July 22, 2019 – The Debtors requested Court authority to access (i) $100.0mn in debtor-in-possession (“DIP”) financing, including $65.0mn on interim basis, (the “DIP Term Loan”) and (iii) use of cash collateral [Docket No. 37]. The DIP facility as proposed also includes an option to borrow an additional $20.0mn (the "Incremental Facility").
The motion states, “By this Motion, the Debtors request that the Court approve $100 million in senior secured debtor-in-possession financing (the ‘DIP Financing’) provided to the Debtors by those certain existing term loan lenders or affiliates or subsidiaries thereof, including on behalf of, as the investment advisors to, or managers of, certain investment vehicles and certain other lenders from time to time (the ‘DIP Lenders’), with Cortland Capital Markets Services LLC, as administrative and collateral agent (in such capacities, the ‘DIP Agent’ and, collectively with the DIP Lenders, the ’DIP Secured Parties’). If approved, the Debtors will use the proceeds of the DIP Financing to, among other things, maximize value for stakeholders and ensure adherence to health, safety, and environmental obligations while pursuing other significant sources of value for their estates, including property and business interruption insurance claims for the losses caused by the Girard Point Incident.

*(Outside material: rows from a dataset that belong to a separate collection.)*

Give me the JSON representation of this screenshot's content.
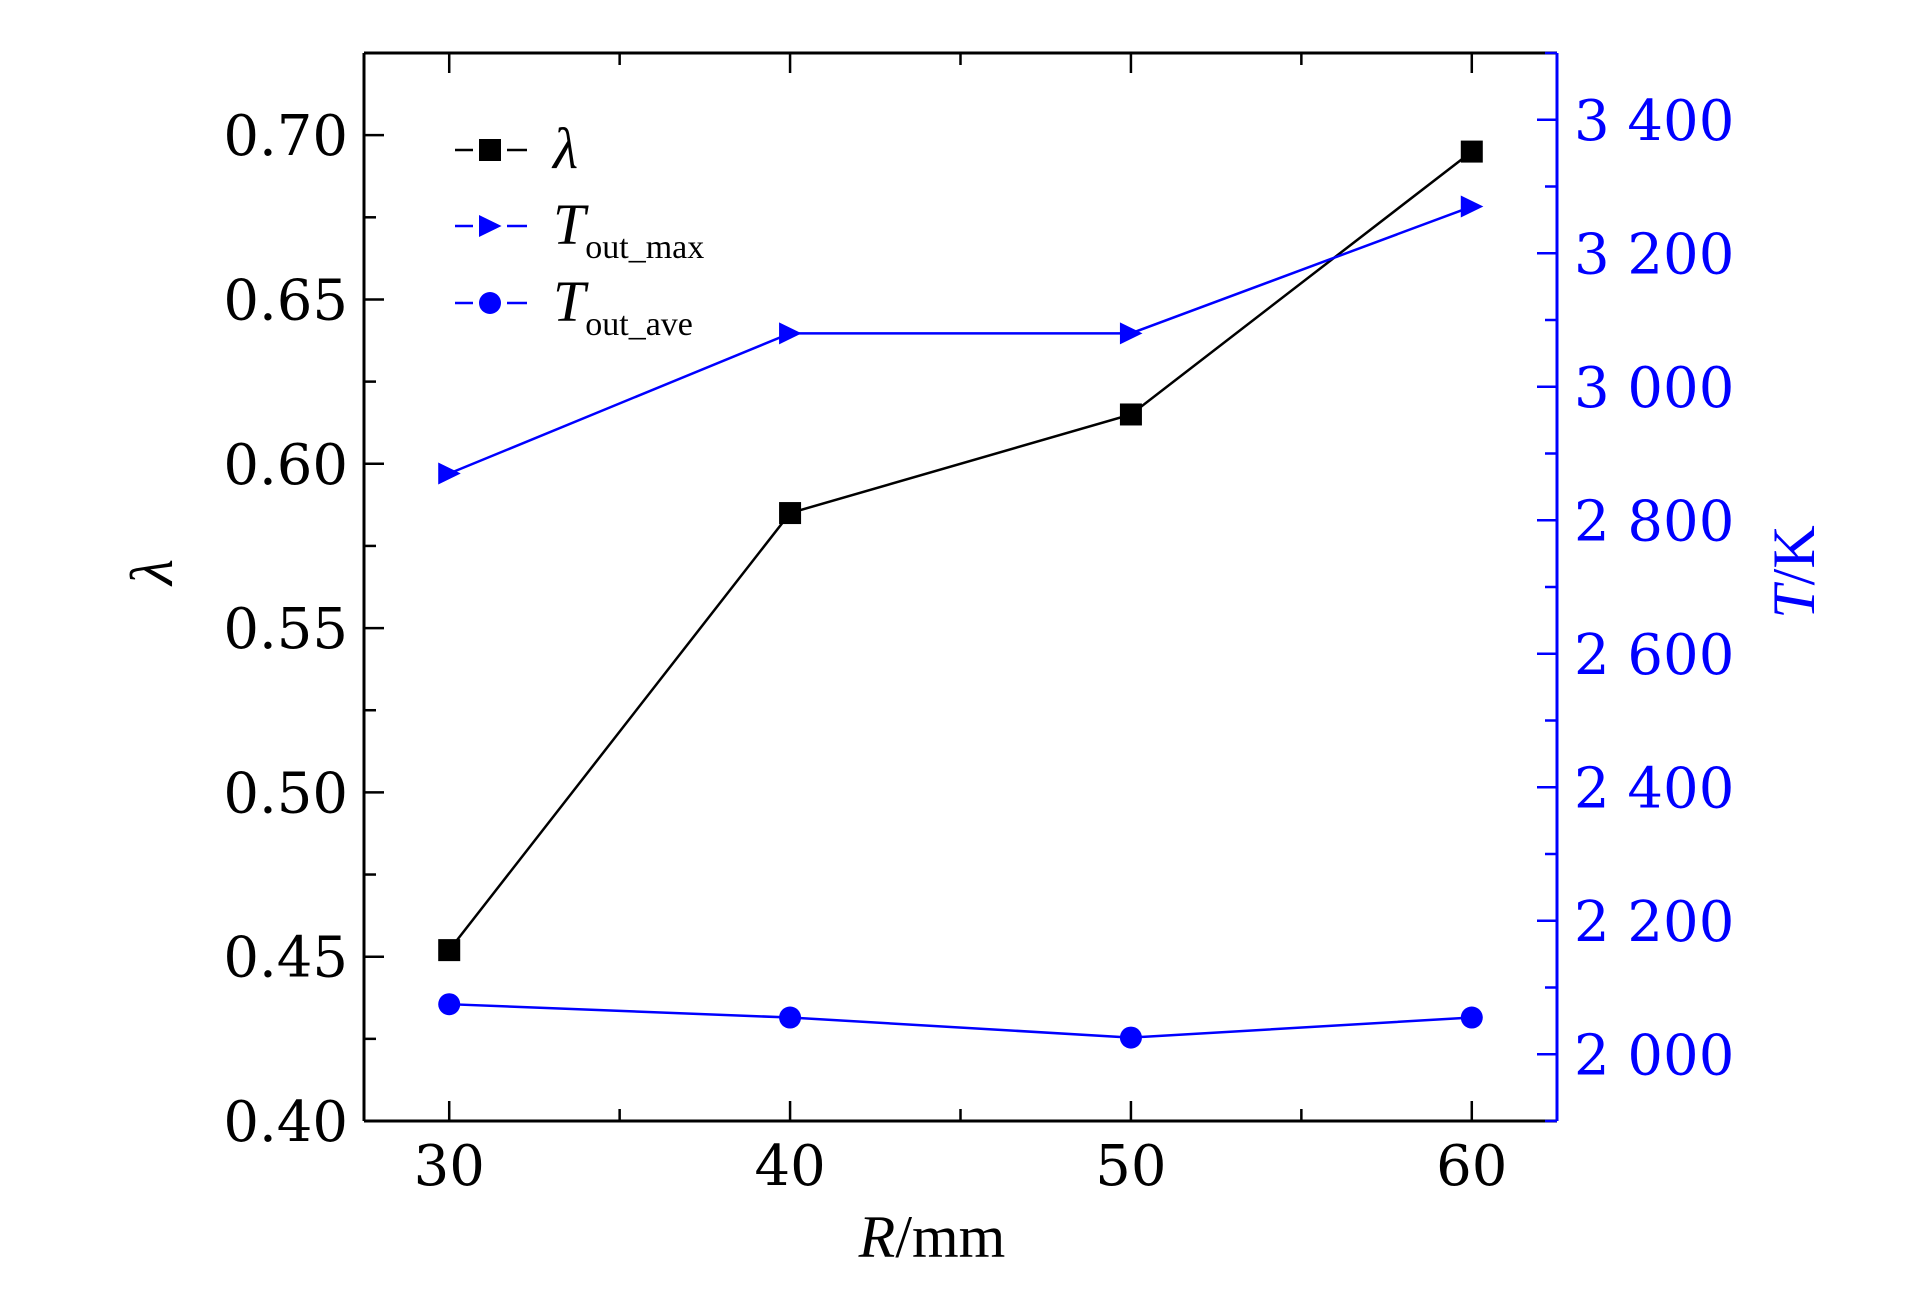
{
  "chart_data": {
    "type": "line",
    "x": [
      30,
      40,
      50,
      60
    ],
    "xlabel": {
      "main": "R",
      "unit": "/mm"
    },
    "xlim": [
      27.5,
      62.5
    ],
    "x_ticks": [
      30,
      40,
      50,
      60
    ],
    "x_tick_labels": [
      "30",
      "40",
      "50",
      "60"
    ],
    "y_left": {
      "label": "λ",
      "lim": [
        0.4,
        0.725
      ],
      "ticks": [
        0.4,
        0.45,
        0.5,
        0.55,
        0.6,
        0.65,
        0.7
      ],
      "tick_labels": [
        "0.40",
        "0.45",
        "0.50",
        "0.55",
        "0.60",
        "0.65",
        "0.70"
      ],
      "color": "#000000"
    },
    "y_right": {
      "label": {
        "main": "T",
        "unit": "/K"
      },
      "lim": [
        1900,
        3500
      ],
      "ticks": [
        2000,
        2200,
        2400,
        2600,
        2800,
        3000,
        3200,
        3400
      ],
      "tick_labels": [
        "2 000",
        "2 200",
        "2 400",
        "2 600",
        "2 800",
        "3 000",
        "3 200",
        "3 400"
      ],
      "color": "#0000ff"
    },
    "series": [
      {
        "name": "λ",
        "axis": "left",
        "marker": "square",
        "color": "#000000",
        "values": [
          0.452,
          0.585,
          0.615,
          0.695
        ]
      },
      {
        "name": "T",
        "name_sub": "out_max",
        "axis": "right",
        "marker": "triangle-right",
        "color": "#0000ff",
        "values": [
          2870,
          3080,
          3080,
          3270
        ]
      },
      {
        "name": "T",
        "name_sub": "out_ave",
        "axis": "right",
        "marker": "circle",
        "color": "#0000ff",
        "values": [
          2075,
          2055,
          2025,
          2055
        ]
      }
    ],
    "legend": "top-left",
    "grid": false
  }
}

The use of cash collateral alone would be insufficient to meet the Debtors’ post-petition liquidity needs. While the use of Cash Collateral will allow the Debtors to continue operations in the short-term, and conduct critical operations including the shut down and idling of the Debtors’ refining facilities, removal of elevated risk chemicals, and placement of equipment in a safe state; this cash on its own is insufficient to fund the Chapter 11 Cases. The DIP Financing provides additional liquidity that is essential to fund the administrative cost of these Chapter 11 Cases, conduct a marketing and sale process to identify value-maximizing transactions, and to pay certain critical suppliers and other participants in the Debtors’ supply chain in the ordinary course. Without access to the DIP Financing, the Debtors likely would need to liquidate in the near term, to the serious detriment of their stakeholders, and in a manner that could create unnecessary risk to the community.

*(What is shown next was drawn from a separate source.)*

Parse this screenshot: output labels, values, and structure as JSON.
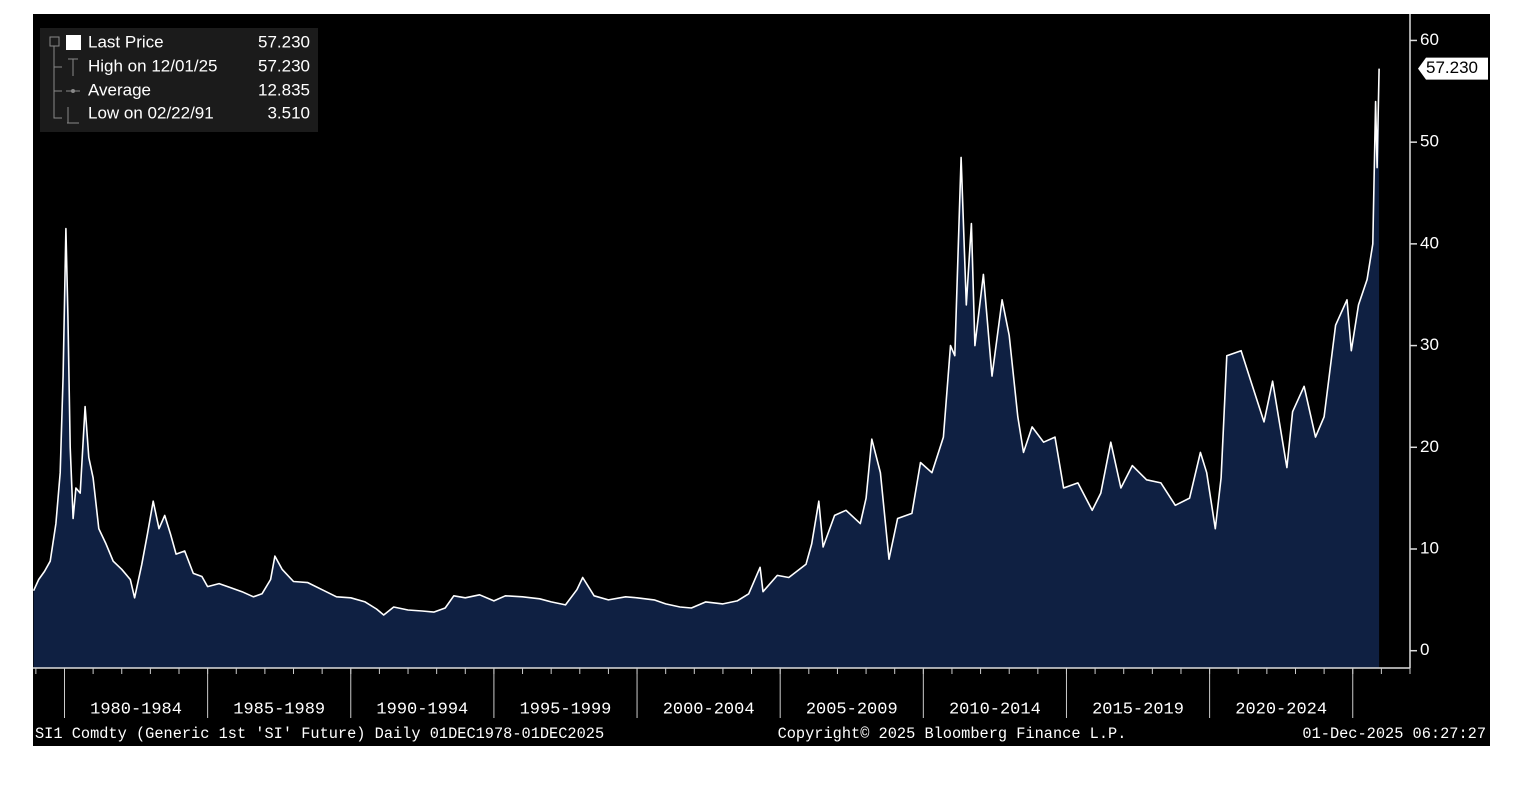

The Debtors believe that the DIP Financing gives the Debtors access to liquidity that is necessary to ensure that the Debtors have sufficient liquidity to stabilize their operations, provide for necessary safing of their facilities, and fund the administration of these chapter 11 cases as the Debtors seek to implement a restructuring process. Finally, the Debtors believe that the DIP Financing is on the most favorable terms available, presents the best—and likely only— option for the Debtors to sell their businesses as a going concern, was negotiated in good faith and at arm’s length, and will allow the Debtors to maximize the value of their estates for the benefit of all parties in interest.”
Key Terms of the DIP Facility:
- Borrower: PES Holdings, LLC.
- Guarantor(s): All Debtor affiliates of the Borrower.
- Lenders: Those certain Existing Term Loan Lenders that have agreed to provide commitments to fund the DIP Facility.
- Term: Initial Maturity Date, April 30, 2020.
- Commitment: Aggregate committed principal amount of up to $100.0mn with an Initial Commitment of $65.0mn, and an option to draw up to an additional $20.0mn of Incremental Loans.
- Interest Rates:
- Each Eurodollar Loan shall bear interest for each day during each Interest Period with respect thereto at a rate per annum equal to the Eurodollar Rate determined for such day plus the Applicable Margin.
- Each ABR Loan shall bear interest at a rate per annum equal to the ABR plus the Applicable Margin.
- (i) If all or a portion of the principal amount of any Loan shall not be paid when due (whether at the stated maturity, by acceleration or otherwise), all overdue Loans shall bear interest at a rate per annum equal to in the case of the Loans, the rate that would otherwise be applicable thereto pursuant to the foregoing provisions of Section 2.09(c) plus 2% and (ii) if all or a portion of any interest payable on any Loan or other amount payable hereunder shall not be paid when due (whether at the stated maturity, by acceleration or otherwise), such overdue amount shall bear interest at a rate per annum equal to the rate then applicable to ABR Loans under the relevant Facility plus 2% in each case, with respect to clauses (i) and (ii) above, from the date of such non-payment until such amount is paid in full (as well after as before judgment).
- DIP Funding Fee. Each DIP Facility Lender shall receive a funding fee in an amount equal to 8% of any Loan made by such DIP Facility Lender payable in cash on the earliest to occur of (I) the repayment of such Loan, (II) the Maturity Date and (III) the acceleration of the Loan.
- Undrawn Fee: Each DIP Lender shall receive an undrawn fee in an amount equal to 3% per annum of the undrawn outstanding commitments of such Lender under the DIP Facility, payable in cash on the earliest to occur of (I) the repayment of such Loan, (II) the Maturity Date and (III) the acceleration of the Loan.
- Financial Covenant: Minimum liquidity to be no less than $2,500,000 plus an agreed amount of post-trigger carevout, tested weekly.